15 thoughts on “Aparecida

  1. eu sou pernambucano e também não sou grande fã de recife, embora alguns dos melhores anos de minha vida tenham sido passados por lá. segundo minha irmã, a cidade tem cheiro de cachorro molhado, especialmente na estação de chuvas. no que diz respeito a pernambuco, caruaru e garanhuns são cidades mais bonitas, apesar de menores.

    no entanto, é preciso dar a mão à palmatória no que diz respeito à produção cultural de lá. dá de lapada!

  2. É verdade victor, Recife fede, principalmente agora entre maio e agosto, mas o resto das características dessa cidade que amo tanto descontam esse mau cheiro :-P.
    “Num dia de Sol, Recife acordou
    Com a mesma fedentina do dia anterior.”
    A Cidade – Chico Science & Nação Zumbi

  3. Tá difícil…
    Se Recife fede a cachorro molhado, Salvador a mijo, Sampa a fumaça, eu que sou soteropaulistano tou indo mais é pra Exu, que pelo menos fede a pólvora…

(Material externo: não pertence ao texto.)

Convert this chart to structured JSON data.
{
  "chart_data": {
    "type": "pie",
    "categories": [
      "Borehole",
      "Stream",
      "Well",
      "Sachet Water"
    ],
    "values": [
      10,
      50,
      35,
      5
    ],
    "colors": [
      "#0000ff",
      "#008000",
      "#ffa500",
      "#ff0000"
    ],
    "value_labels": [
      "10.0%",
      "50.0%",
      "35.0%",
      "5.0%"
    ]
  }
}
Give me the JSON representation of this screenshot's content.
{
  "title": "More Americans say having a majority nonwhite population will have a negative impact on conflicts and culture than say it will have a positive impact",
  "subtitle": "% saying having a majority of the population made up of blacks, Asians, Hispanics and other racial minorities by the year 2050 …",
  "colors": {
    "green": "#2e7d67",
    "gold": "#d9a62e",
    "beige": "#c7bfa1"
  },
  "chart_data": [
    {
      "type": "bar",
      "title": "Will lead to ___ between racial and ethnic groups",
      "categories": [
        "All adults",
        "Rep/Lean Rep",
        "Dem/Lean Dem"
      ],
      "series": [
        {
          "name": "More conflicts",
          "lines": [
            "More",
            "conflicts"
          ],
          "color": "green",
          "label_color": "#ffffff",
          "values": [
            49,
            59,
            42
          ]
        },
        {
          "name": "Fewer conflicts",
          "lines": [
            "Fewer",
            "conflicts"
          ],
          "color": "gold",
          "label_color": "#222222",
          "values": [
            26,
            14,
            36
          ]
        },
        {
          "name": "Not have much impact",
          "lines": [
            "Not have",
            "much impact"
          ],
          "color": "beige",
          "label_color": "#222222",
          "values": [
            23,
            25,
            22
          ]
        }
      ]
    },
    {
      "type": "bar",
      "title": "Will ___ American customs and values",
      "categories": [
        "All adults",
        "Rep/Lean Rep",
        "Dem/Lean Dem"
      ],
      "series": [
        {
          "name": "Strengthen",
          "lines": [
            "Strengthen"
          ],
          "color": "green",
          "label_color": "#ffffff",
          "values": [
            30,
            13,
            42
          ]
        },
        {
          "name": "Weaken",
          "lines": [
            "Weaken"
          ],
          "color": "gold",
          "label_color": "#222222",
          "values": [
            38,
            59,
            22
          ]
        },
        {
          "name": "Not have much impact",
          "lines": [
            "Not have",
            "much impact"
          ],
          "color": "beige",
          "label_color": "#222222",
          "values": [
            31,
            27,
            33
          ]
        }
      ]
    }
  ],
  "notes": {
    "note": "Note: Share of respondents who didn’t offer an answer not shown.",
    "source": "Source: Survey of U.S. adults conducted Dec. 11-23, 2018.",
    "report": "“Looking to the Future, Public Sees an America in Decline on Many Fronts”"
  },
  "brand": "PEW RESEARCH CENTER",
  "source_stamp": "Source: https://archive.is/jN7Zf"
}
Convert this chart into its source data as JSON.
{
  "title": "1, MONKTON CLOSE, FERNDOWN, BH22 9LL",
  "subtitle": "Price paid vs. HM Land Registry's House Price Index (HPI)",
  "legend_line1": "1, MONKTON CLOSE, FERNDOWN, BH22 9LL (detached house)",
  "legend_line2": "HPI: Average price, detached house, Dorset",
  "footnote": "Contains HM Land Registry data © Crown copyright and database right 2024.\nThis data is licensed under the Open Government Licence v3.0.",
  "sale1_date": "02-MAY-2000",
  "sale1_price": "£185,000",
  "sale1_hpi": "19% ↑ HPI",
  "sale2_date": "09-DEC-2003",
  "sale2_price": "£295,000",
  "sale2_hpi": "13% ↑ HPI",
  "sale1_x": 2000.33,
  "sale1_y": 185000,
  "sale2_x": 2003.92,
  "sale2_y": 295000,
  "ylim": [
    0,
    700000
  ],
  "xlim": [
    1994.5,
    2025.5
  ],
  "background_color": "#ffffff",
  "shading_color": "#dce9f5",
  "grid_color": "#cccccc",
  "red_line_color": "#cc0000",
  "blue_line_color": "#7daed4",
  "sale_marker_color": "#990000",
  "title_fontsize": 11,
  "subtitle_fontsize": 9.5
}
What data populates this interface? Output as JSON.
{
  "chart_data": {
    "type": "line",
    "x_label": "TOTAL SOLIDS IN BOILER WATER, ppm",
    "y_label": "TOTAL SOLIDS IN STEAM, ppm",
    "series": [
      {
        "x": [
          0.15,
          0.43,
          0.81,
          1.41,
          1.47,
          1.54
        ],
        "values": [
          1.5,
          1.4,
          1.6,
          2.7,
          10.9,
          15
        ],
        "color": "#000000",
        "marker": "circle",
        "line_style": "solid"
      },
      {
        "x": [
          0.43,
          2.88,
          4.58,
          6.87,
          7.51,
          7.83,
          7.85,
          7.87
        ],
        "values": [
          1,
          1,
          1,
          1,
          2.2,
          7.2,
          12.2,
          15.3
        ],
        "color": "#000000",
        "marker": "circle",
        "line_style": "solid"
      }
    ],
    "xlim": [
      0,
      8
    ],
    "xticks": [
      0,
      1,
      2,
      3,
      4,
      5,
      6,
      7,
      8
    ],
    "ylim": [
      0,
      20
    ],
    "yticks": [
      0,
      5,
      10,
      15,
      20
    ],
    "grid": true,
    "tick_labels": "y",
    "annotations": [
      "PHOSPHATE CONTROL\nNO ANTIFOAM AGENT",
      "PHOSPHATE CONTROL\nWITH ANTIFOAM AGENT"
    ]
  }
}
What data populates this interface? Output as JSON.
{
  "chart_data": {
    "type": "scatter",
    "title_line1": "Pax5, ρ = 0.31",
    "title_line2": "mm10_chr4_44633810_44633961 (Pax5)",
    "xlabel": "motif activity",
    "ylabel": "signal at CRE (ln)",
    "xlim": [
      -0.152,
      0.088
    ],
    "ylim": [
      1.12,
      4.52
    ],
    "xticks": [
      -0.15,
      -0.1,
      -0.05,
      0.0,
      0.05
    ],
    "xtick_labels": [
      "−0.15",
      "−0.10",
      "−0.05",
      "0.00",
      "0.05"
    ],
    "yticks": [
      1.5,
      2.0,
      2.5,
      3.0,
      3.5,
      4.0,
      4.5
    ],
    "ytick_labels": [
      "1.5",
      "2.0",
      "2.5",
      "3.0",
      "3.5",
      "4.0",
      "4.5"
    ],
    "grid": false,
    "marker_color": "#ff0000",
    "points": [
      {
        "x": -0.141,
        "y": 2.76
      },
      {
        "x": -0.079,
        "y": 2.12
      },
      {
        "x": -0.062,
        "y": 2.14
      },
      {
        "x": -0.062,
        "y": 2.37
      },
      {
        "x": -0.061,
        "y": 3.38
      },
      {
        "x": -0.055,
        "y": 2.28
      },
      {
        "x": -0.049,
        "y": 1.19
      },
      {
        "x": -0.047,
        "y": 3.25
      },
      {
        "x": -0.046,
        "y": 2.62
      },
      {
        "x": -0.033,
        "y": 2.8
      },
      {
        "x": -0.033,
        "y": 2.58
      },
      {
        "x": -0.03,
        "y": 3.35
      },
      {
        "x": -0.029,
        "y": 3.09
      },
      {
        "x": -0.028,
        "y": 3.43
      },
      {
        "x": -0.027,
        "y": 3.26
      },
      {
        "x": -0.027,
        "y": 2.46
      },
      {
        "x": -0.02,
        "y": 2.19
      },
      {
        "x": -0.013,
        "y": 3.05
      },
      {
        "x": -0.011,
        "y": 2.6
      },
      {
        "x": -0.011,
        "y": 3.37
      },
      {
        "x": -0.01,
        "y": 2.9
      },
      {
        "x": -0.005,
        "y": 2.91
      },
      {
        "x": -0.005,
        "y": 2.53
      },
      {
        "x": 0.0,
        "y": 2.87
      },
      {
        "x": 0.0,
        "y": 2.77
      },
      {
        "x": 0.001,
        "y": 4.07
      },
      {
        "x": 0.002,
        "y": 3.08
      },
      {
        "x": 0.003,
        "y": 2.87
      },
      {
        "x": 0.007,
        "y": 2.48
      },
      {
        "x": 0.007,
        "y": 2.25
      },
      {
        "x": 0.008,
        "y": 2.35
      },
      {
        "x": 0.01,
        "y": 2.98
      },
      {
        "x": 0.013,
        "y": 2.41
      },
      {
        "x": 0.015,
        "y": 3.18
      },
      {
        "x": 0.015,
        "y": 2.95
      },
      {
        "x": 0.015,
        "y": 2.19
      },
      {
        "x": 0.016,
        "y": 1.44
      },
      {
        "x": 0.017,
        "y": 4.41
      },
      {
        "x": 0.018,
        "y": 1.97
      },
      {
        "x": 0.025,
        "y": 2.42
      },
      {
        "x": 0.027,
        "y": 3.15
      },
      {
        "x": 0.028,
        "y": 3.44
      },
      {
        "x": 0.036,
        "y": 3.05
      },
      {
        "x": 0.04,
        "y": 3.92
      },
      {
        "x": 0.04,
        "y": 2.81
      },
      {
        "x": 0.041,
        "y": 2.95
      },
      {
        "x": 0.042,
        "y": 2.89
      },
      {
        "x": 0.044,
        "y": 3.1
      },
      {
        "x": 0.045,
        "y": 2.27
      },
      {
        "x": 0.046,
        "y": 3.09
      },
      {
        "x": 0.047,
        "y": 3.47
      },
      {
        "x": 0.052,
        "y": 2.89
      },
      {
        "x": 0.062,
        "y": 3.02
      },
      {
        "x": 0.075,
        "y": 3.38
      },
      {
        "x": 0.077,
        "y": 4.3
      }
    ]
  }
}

  4. Texto genial. Música genial. Com essa “menage” genial, agora que Aparecida num quieta!.

  5. Estava sem jeito de fazer um comentário que foge um pouco do tema, mas como o povo tá discutindo cheiro de cidades (!)…
    Adorei “é de lá que vem o novo de braços dados com a tradição”, quase pude ver os dois descendo uma ladeira de Olinda. E o “Aparecida, minha filha, fica assim não” me arrancou uma gargalhada, pude escutá-lo com um sotaque baiano que eu nem sei se vc tem.
    Parabéns, fiquei com uma pontinha de inveja porque eu também tenho uma espécie de “aparecida” no blogue e não tive ainda essa maestria que vc teve para confrontá-la. Ainda torço para que ela seja menos determinada que a sua e canse.
    Ah, e assim que comecei a ler fiquei com ouvindo na rádio cabeça “acontece que eu sou baiano”. E continuei pensando na canção, porque provavelmente ela não é 😉 .

  6. eu não sou baiana, nem jornalista, nem Aparecida. Uma pena! Gostava de ganhar um post assim, só pra mim.
    Aparecida tá com a vida ganha e nem sabe!
    abração

  7. Fabuloso, cheguei inclusive a invejar Aparecida. parabéns pelo blog, leio sempre! Abraço.

  8. Rafael:

    Tive conhecimento do seu blog por meio do blog do biscoito fino e a massa. No recente post, ora comentado,vc confirma a crítica do mestre Avelar. Essa preguiça de escrever é uma virtude, pois foi sob pressão que surgiu a Aparecida. Moça apressada, mas que tirou vc da hibernação.Saudações alagoana!

  9. Paraíba,
    Desculpa a intimidade, mas é que vejo teus amigos te chamarem assim (o Bia por exemplo é um) e, apesar de não nos conhecermos, é assim que me sinto só de ler teu blog: como se ouvisse um velho amigo entre uma e muitas outras biritas… quanto a tua preguiça, não te preocupes com ela, que é fichinha perto da minha que tenho/tinha um blog, atualizado com a frequência em que ocorrem eclipses lunares totais e perfeitamente visíveis de dentro de uma caverna… ou quase nunca, se eu fosse um cara mais sucinto e menos reticente…
    Enfim, só queria dizer isso mesmo: tu és meu amigo e não sabes
    O dia em que passares por Santa Catarina já podes bater no peito e dizer com desgosto: tenho um amigo nesse cú! (assim mesmo, com o mau gosto e a ambiguidade maliciosa que cabem nessa frase)
    Um abraço,
    Thiago

  10. todo mundo falando do cheiro de cachorro molhado, mas diz aí, rafa: pq vc não gosta de recife?